Stan Lee's creative process, as explained to kids on CBC

Four decades ago, Stan Lee tried to explain his method of coming up with popular superheroes.

Marvel Comics legend said coming up with successful new superheroes was a tough task

Stan Lee takes questions from young people on CBC's For Kids Only. 3:01
The kids watching at home were probably more used to seeing Stan Lee's characters on TV, as opposed to the man himself.

But the kids they were watching on screen were undaunted by meeting the Marvel Comics legend four decades ago. And they had a lot of good questions for him.

"How do you think of the characters like Spider-Man?" a boy asked Lee, when he appeared on CBC's For Kids Only, back in 1978.

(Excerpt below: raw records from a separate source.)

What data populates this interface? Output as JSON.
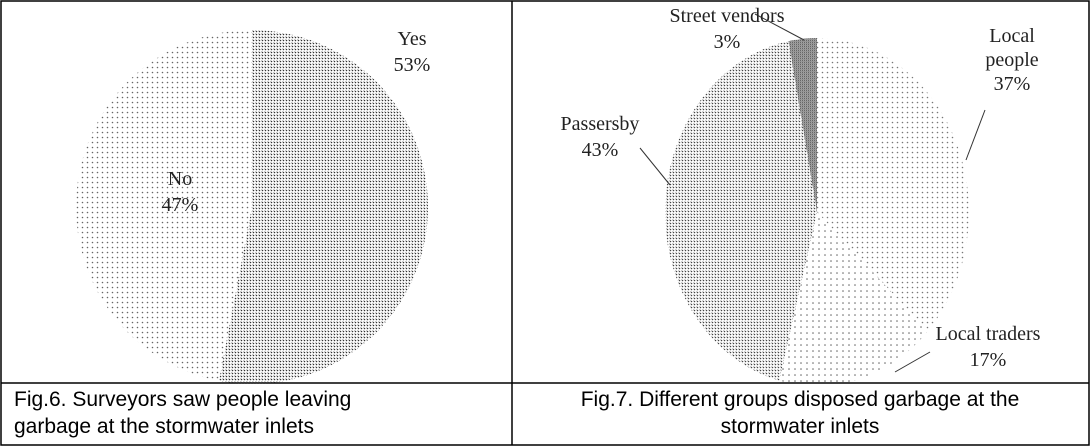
{
  "chart_data": [
    {
      "type": "pie",
      "categories": [
        "Yes",
        "No"
      ],
      "values": [
        53,
        47
      ],
      "value_labels": [
        "53%",
        "47%"
      ],
      "colors": [
        "#333333",
        "#666666"
      ],
      "caption": [
        "Fig.6. Surveyors saw people leaving",
        "garbage at the stormwater inlets"
      ]
    },
    {
      "type": "pie",
      "categories": [
        "Local people",
        "Local traders",
        "Passersby",
        "Street vendors"
      ],
      "values": [
        37,
        17,
        43,
        3
      ],
      "value_labels": [
        "37%",
        "17%",
        "43%",
        "3%"
      ],
      "colors": [
        "#777777",
        "#666666",
        "#444444",
        "#222222"
      ],
      "caption": [
        "Fig.7. Different groups disposed garbage at the",
        "stormwater inlets"
      ]
    }
  ]
}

The answer might have surprised fans of the prolific comic-book writer and editor.

"With great difficulty," Lee replied. "But, I really don't know how."

Taking stock of the Marvel universe

He went on to explain that it normally involved looking at who was already a resident of the Marvel Comics universe.

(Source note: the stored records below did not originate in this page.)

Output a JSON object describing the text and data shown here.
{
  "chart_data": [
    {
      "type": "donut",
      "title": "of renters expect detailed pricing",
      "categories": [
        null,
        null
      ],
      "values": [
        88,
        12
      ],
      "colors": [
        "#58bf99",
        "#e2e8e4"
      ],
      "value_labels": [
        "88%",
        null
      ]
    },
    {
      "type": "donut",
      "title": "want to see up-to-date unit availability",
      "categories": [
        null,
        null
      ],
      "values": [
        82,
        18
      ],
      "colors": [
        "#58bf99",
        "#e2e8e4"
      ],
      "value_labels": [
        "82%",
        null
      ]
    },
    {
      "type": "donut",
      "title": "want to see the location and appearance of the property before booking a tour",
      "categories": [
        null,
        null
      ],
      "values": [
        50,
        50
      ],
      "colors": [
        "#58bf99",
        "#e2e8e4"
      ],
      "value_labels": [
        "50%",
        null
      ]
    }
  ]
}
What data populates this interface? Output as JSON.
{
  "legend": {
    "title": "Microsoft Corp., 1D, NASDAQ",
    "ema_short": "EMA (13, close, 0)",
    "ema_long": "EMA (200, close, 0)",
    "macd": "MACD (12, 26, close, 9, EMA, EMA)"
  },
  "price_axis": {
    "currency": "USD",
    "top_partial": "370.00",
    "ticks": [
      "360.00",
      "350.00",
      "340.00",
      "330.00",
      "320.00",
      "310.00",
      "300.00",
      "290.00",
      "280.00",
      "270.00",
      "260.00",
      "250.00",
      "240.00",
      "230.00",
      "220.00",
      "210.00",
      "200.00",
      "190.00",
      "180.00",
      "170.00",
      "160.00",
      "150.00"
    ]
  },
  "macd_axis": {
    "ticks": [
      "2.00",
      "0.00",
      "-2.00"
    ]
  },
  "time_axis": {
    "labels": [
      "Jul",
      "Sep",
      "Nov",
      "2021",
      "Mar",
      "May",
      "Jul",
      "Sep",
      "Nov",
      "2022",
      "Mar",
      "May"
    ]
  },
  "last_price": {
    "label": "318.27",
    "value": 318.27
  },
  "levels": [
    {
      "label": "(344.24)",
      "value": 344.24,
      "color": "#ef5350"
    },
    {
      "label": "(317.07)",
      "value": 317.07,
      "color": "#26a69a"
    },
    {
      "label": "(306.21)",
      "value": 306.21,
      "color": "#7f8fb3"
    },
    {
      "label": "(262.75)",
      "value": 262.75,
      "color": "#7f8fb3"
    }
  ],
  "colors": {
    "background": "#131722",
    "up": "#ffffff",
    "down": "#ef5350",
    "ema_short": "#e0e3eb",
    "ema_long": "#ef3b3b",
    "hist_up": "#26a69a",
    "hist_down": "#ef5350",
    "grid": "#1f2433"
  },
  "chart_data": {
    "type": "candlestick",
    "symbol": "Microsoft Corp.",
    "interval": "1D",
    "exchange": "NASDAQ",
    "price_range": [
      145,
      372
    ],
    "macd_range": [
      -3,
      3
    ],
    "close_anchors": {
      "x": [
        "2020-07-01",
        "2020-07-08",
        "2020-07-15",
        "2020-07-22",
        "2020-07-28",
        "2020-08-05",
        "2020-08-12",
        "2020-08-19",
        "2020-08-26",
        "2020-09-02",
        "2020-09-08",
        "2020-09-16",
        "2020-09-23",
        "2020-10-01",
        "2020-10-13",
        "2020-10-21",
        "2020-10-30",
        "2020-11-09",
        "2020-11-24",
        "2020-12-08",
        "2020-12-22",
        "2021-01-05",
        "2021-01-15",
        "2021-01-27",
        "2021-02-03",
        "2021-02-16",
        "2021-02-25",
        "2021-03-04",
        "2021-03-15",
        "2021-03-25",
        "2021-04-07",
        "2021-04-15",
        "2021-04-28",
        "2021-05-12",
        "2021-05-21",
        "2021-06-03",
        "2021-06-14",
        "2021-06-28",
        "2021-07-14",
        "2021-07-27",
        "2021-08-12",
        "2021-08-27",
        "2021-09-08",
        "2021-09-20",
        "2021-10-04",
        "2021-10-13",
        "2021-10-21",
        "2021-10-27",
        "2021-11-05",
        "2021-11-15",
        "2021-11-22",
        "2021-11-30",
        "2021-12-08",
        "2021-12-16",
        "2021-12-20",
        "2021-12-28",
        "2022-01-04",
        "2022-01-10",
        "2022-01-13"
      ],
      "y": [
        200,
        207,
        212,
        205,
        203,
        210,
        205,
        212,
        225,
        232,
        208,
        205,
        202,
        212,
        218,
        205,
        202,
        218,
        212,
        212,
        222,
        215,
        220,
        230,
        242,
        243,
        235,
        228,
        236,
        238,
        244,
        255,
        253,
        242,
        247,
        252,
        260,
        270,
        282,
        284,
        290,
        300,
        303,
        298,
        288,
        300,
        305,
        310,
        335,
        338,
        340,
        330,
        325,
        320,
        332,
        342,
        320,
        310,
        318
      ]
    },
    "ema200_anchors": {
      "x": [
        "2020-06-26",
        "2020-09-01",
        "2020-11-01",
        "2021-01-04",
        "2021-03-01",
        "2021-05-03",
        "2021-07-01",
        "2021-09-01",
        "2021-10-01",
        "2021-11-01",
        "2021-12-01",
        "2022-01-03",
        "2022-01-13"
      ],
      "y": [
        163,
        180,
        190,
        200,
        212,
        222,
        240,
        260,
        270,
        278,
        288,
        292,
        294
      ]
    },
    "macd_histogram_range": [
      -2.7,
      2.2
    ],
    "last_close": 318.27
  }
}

Stan Lee is seen posing with actors Eric Kramer (shown in costume as Thor) and Lou Ferrigno (shown in costume as The Incredible Hulk) in 1988. (The Associated Press)
"If we need a new character, I'll sit down and I'll say: 'Well, we need a new character," Lee explained.

"Now, let's see: we already have a guy who crawls on walls and spins webs, we already have a guy who's the god of thunder and a fellow who's got green skin and he breaks buildings up and so forth. What haven't we got?"

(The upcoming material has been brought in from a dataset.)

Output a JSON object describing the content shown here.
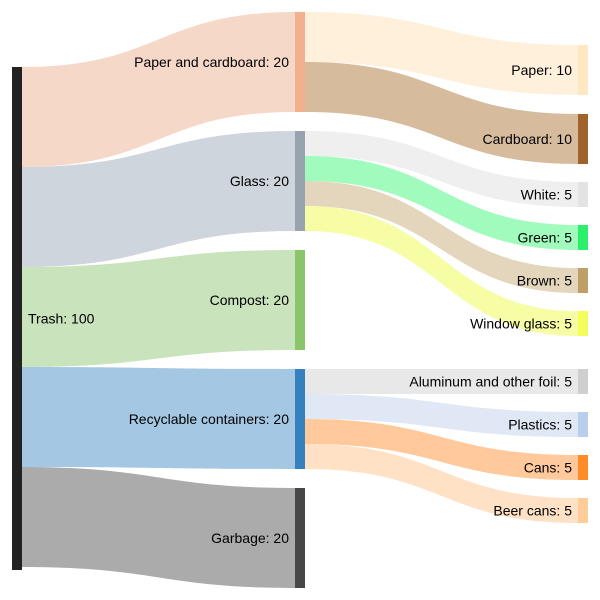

The next step was to think of who that next character to join the Marvel universe might be.

"Then you sort of sit and eliminate. You say: 'Well, we don't have a fellow, perhaps, who can counteract the power of gravity. Maybe a person who can walk on air and we'll call him 'Anti-Gravity Man,'" said Lee, giving an example of how he would select such a character.

"Or maybe a fellow who can walk through walls, you know, and we'll call him the Wall Walker."

'Getting the idea is easy'

The work didn't end there, though.

"Getting the idea is easy," Lee said, noting the tough part was figuring out "what can I do to this character to make the readers care about him?"

Another child asked Lee how he kept his stories interesting as they went along. The Marvel man said it came down to ensuring there were enough twists and turns for readers to enjoy.

Above all, the characters needed to make readers want to root for them, Lee explained.

"It doesn't matter if the character is ugly, or is handsome, or is weak, or is strong," he said, noting what was most important was for there to be "something about the character that makes you like the character and care about the character."

Lee, who recently died at the age of 95, made several appearances on CBC-TV in the 1970s.

He was interviewed on 90 Minutes Live on two occasions and he also appeared as the mystery guest on Beyond Reason.